TIP 425: Correct use of UTF-8 in Panic Callback (Windows only)

Login
Author:         Jan Nijtmans <[email protected]>
State:          Final
Type:           Project
Vote:           Done
Created:        17-Jul-2013
Post-History:   
Keywords:       Tcl,platform integration,i18n
Tcl-Version:    8.7
Tcl-Branch:     win-console-panic

Abstract

The default panic proc on Windows console applications writes the message in UTF-8 to stderr. Unfortunately, the Windows console normally does not have UTF-8 as code page but some single-byte code page like CP1252. When using characters outside the ASCII range, that does not give the expected output in the console. This TIP proposes to add a new Console panic proc to the stub library, and modify the Tcl_Main() macro to use it.

In addition, this TIP proposes to modify the default panic proc on Windows, starting with Tcl 9.0. Since we now have a way to select a stderr-based console panic proc for Windows, we can change the default panic proc to be UI-based, as it is for Tk. This means that - starting with Tcl 9.0, Tk doesn't have to do anything special any more to have a UI-based panic implementation.

Rationale

Many parts of Tcl use Unicode since Tcl 8.6: The command line handling, and the communication with all Win32 API functions. But the Panic proc has - so far - not been modified accordingly for Windows console applications, even though win32 has a suitable API to do so.

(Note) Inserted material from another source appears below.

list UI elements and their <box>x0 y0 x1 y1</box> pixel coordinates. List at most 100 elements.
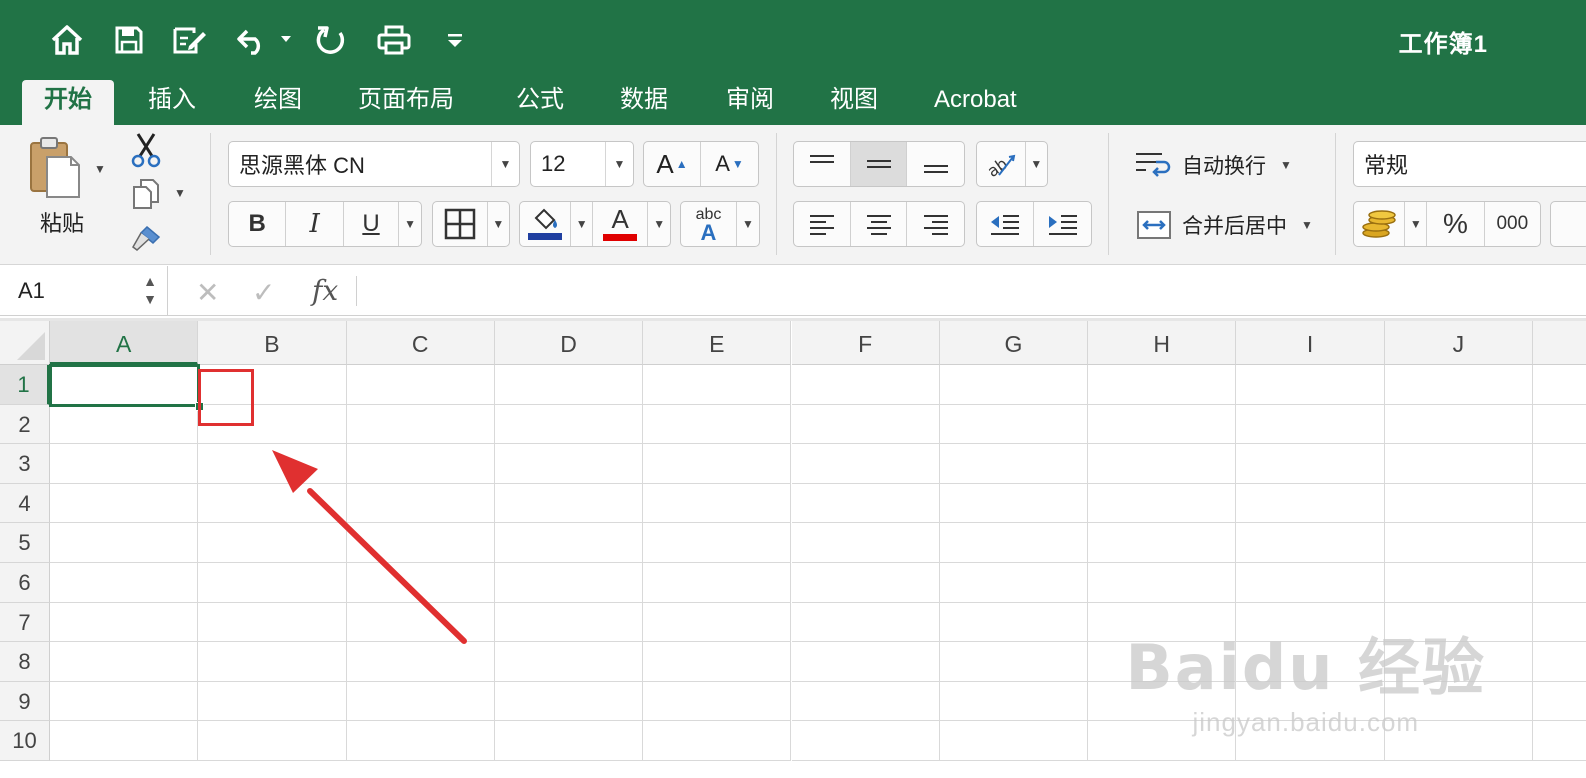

On Windows, there actually are two different panic procs, one for GUI applications and one for console applications, but external embedders don't have an API for deciding which one should be used other than provide their own. This TIP can finally do that: The call Tcl_SetPanicProc(Tcl_ConsolePanic) will initialize the Tcl subsystem for Console applications, while Tcl_SetPanicProc(NULL) will continue to use the default.

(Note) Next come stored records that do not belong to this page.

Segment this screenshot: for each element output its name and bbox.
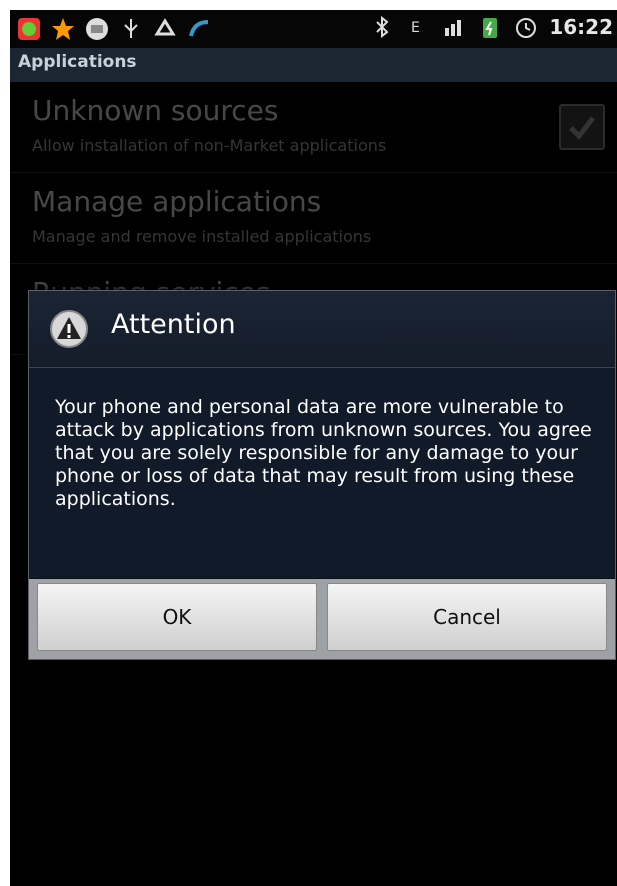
usb-icon <box>124 19 138 38</box>
phone-screen: E 16:22 Applications Unknown sources All… <box>10 10 617 886</box>
cancel-button[interactable]: Cancel <box>327 583 607 651</box>
unknown-sources-checkbox[interactable] <box>559 104 605 150</box>
dialog-title: Attention <box>111 309 236 340</box>
svg-text:E: E <box>411 20 420 36</box>
title-bar: Applications <box>10 48 617 82</box>
attention-dialog: Attention Your phone and personal data a… <box>28 290 616 660</box>
list-item-title: Manage applications <box>32 185 322 218</box>
clock: 16:22 <box>549 15 613 39</box>
dialog-message: Your phone and personal data are more vu… <box>55 396 592 510</box>
checkmark-icon <box>569 116 595 140</box>
app-icon <box>18 18 40 40</box>
bluetooth-icon <box>376 15 389 39</box>
dialog-button-bar: OK Cancel <box>29 579 615 659</box>
dialog-header: Attention <box>29 291 615 368</box>
list-item-title: Unknown sources <box>32 94 279 127</box>
list-item-subtitle: Allow installation of non-Market applica… <box>32 136 387 155</box>
sync-icon <box>189 20 209 37</box>
battery-icon <box>483 18 498 38</box>
list-item-manage-applications[interactable]: Manage applications Manage and remove in… <box>10 173 617 264</box>
warning-icon <box>50 310 88 348</box>
recycle-icon <box>154 18 176 36</box>
data-icon: E <box>411 20 420 36</box>
list-item-subtitle: Manage and remove installed applications <box>32 227 372 246</box>
message-icon <box>86 18 108 40</box>
page-title: Applications <box>18 52 137 72</box>
status-bar: E 16:22 <box>10 10 617 48</box>
dialog-body: Your phone and personal data are more vu… <box>29 368 615 578</box>
ok-button[interactable]: OK <box>37 583 317 651</box>
star-icon <box>52 18 74 40</box>
list-item-unknown-sources[interactable]: Unknown sources Allow installation of no… <box>10 82 617 173</box>
signal-icon <box>445 20 462 36</box>
alarm-icon <box>516 18 537 38</box>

Making things worse, stderr is implemented by the C runtime, (msvcrt??.dll) but if a application is embedding or dynamically loading tcl.dll then the runtime of the embedder might be different from tcl.dll/tclsh.exe's runtime. The embedder providing the panic proc gives the highest chance that panic messages arrive in the same runtime as the embedder. For tclsh.exe this makes no difference.

Starting with VS2015, Microsoft introduced a new Universal CRT (UCRT), which defaults to the standard channels stdin/stdout/stderr to be linked in statically. This makes it possible to have different dll's (e.g. zlib.dll / tcl87.dll) occupy a different C runtime (such as msvcrt.dll), but still prevent conflicts in the standard channels. That's why it is best to put Tcl_ConsolePanic() in Tcl's stub library, which assures the function to be linked in statically into the tclsh executable, in stead of dynamically in tcl87.dll.

Proposed Change

A new function Tcl_ConsolePanic is added to the stub library on Windows, which can be installed by embedding application as panic proc. The full signature is:

EXTERN void Tcl_ConsolePanic( const char *format ...);

On other platforms than Windows, Tcl_ConsolePanic is a macro equivalent to NULL, on those platforms Tcl_SetPanicProc(Tcl_ConsolePanic) has the effect of resetting the panic proc to the platform's default.

This function is meant to be used for Win32 console applications, and can deliver the message in 3 possible ways

The function Tcl_ConsolePanic does not assume any locale, does not allocate memory, neither does it make any assumptions on the initialized state of Tcl. This makes Tcl_Panic work fine even in the final stage of a Tcl_Finalize() call. If a Win32 Unicode API is available for the desired output, Tcl_ConsolePanic will do at most an UTF-8 to Unicode conversion using the Win32 function MultiByteToWideChar().

The maximum number of (unicode) characters that is written is 26000, as that is the maximum that WriteConsoleW() can handle in a single call. See: https://connect.microsoft.com/VisualStudio/feedback/details/635230 If the message is longer than that, the string is truncated and three dots appended to it. If the message is not sent to a character device, the UTF-8 BOM is prepended.

The function is available from the stub library, in order to bring the responsibility for correct linking to the embedding application, in stead of Tcl. In case of tclsh.exe, this makes no difference.

In addition, starting with Tcl 9.0, the default panic proc is changed to direct the output to the UI in stead of stderr. Since the new Tcl_ConsolePanic is meant for stderr-related output, this means that Tk (or other applications embedding Tcl) don't have to do anything special to have a UI-based panic proc.

Another (minor) modification: the Cygwin panic proc is adapted to output the UTF-8 BOM to stderr first, as does the Windows panic proc, if stderr is not sent to a character device. This improves the interoperability between Cygwin and Windows.

Reference Implementation

A reference implementation is available in the win-console-panic branch. https://core.tcl-lang.org/tcl/timeline?r=win-console-panic

Copyright

This document has been placed in the public domain.